Norway Firms at Risk if China Hits Back For Nobel Prize Winner

11.10.2010 -

Companies in Norway are vulnerable to potential economic retaliation from China against Friday's award of the Nobel Peace Prize to a Chinese dissident.

China said the decision by the Norwegian Nobel Committee to honor democracy campaigner Liu Xiaobo would hurt relations, and summoned the Norwegian ambassador to protest.

A China-Norway free-trade agreement currently being negotiated is among the first such bilateral deals considered by China, now the world's second biggest economy and hungry for the oil, gas and other resources that Norway can provide.

Last year Norway, the world's fifth biggest oil exporter, sold goods worth 16.1 billion crowns ($2.76 billion) to China and imported roughly twice as much.

"Most likely we will see that the free-trade agreement between Norway and China will be delayed at best, and at worst placed in the freezer," said Kristian Berg Harpviken, director of the PRIO peace research institute. "It's obvious the political costs of giving the prize to Liu will be great."

But some analysts said that China may yet choose restraint.

"China is as much dependent on trade with the West as the West is dependent on China for trade," said Jan Egeland, head of the Norwegian Institute of Foreign Affairs.

The Nobel Committee is chosen by the Norwegian parliament and broadly reflects the distribution of party power there, with a former prime minister now in charge. But government officials say the committee is fully independent.

"There are no grounds to direct any measures against Norway ... It would have a negative effect on China's reputation if it did," Foreign Minister Jonas Gahr Stoere told broadcaster NRK.

Fish, Oil And Gas
With its 1.3 billion people and rapidly growing economy, China is a crucial trading partner for Norway, whose wealth is highly dependent on exports of oil and gas, oil services, fish, fertilizers and metals. The bilateral free-trade deal would be the first between a European country and China.

Norway's Statoil, Europe's second-largest gas exporter, signed a cooperation agreement in June with the Chinese oil company Sinochem, and sold it a 40 % stake in its Peregrino oil field off Brazil for $3 billion.
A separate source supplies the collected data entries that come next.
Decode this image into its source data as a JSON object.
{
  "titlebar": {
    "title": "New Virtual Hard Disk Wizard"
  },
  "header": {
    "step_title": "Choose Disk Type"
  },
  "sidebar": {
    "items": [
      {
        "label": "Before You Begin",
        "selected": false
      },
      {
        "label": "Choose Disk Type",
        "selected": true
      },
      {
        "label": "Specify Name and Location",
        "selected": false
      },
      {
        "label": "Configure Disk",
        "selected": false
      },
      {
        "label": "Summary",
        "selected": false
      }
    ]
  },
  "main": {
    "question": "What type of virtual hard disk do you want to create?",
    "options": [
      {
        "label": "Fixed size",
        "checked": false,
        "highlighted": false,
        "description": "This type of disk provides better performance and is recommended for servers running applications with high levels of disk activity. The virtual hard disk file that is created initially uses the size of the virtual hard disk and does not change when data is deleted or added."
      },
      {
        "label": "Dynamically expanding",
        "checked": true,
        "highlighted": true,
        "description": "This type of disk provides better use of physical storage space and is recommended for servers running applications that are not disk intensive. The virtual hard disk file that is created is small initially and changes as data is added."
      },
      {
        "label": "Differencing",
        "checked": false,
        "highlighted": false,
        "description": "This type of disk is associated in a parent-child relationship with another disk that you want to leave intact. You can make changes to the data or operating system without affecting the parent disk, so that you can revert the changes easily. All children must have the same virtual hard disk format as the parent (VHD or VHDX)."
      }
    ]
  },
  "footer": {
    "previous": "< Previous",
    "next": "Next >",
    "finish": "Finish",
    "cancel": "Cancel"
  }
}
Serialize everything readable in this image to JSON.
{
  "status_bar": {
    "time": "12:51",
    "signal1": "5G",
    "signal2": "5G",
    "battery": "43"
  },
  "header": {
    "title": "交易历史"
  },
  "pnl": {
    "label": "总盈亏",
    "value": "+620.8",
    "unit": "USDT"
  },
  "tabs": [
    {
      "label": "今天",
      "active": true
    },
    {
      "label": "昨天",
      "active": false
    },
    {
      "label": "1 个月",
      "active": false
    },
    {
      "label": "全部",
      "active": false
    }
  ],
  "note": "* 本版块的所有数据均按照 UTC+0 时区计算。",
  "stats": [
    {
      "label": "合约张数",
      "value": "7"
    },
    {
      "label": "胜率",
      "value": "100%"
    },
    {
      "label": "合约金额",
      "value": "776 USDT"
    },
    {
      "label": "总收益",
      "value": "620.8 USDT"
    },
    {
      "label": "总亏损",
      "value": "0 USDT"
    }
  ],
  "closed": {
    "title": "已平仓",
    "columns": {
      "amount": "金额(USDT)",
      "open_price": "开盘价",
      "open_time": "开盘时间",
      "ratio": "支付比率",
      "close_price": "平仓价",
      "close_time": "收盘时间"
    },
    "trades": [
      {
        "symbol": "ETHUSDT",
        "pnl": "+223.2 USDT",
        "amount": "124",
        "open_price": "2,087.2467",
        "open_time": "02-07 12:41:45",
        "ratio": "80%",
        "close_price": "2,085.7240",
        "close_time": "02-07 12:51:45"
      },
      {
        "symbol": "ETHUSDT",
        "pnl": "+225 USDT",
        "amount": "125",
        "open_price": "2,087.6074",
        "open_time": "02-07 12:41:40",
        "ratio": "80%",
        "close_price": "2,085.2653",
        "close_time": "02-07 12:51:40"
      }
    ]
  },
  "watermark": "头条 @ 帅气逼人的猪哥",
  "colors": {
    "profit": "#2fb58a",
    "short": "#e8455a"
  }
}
"We are still awaiting approval from Chinese and Brazilian authorities for the Peregrino deal," Statoil spokesman Baard Glad Pedersen said. Statoil also said it wanted to search for shale gas in China.
Norwegian seafood exports to China have surged 50 % in the past year, and producers have hopes for even faster growth.

Fisheries Minister Lisbeth Berg-Hansen is due in Shanghai next week for a celebration to mark China's import of its 10 millionth Norwegian salmon since 1988.

"We are of course dependent on China as a market, but the Chinese food processing industry is also dependent to some degree on Norwegian seafood products," said Egil Sundheim, spokesman for the Norwegian Seafood Export Council.

He noted the U.N. Food and Agriculture Organization ranks China and Norway as the world's two largest seafood exporters.

But Europe's biggest fertilizer firm, Yara, which exports some 300,000 tons of fertilizers to China annually, said it was not very concerned about potential fallout.

Eight rounds of negotiations on the trade deal have been held in the past two years, with a ninth due in December - about the same time that Liu or a nominee is due to collect his Nobel medal.

Norway's chief negotiator, Haakon Hjelde, declined to comment on the talks, except to say that the meeting would be "subject to a procedure of preparation and confirmation."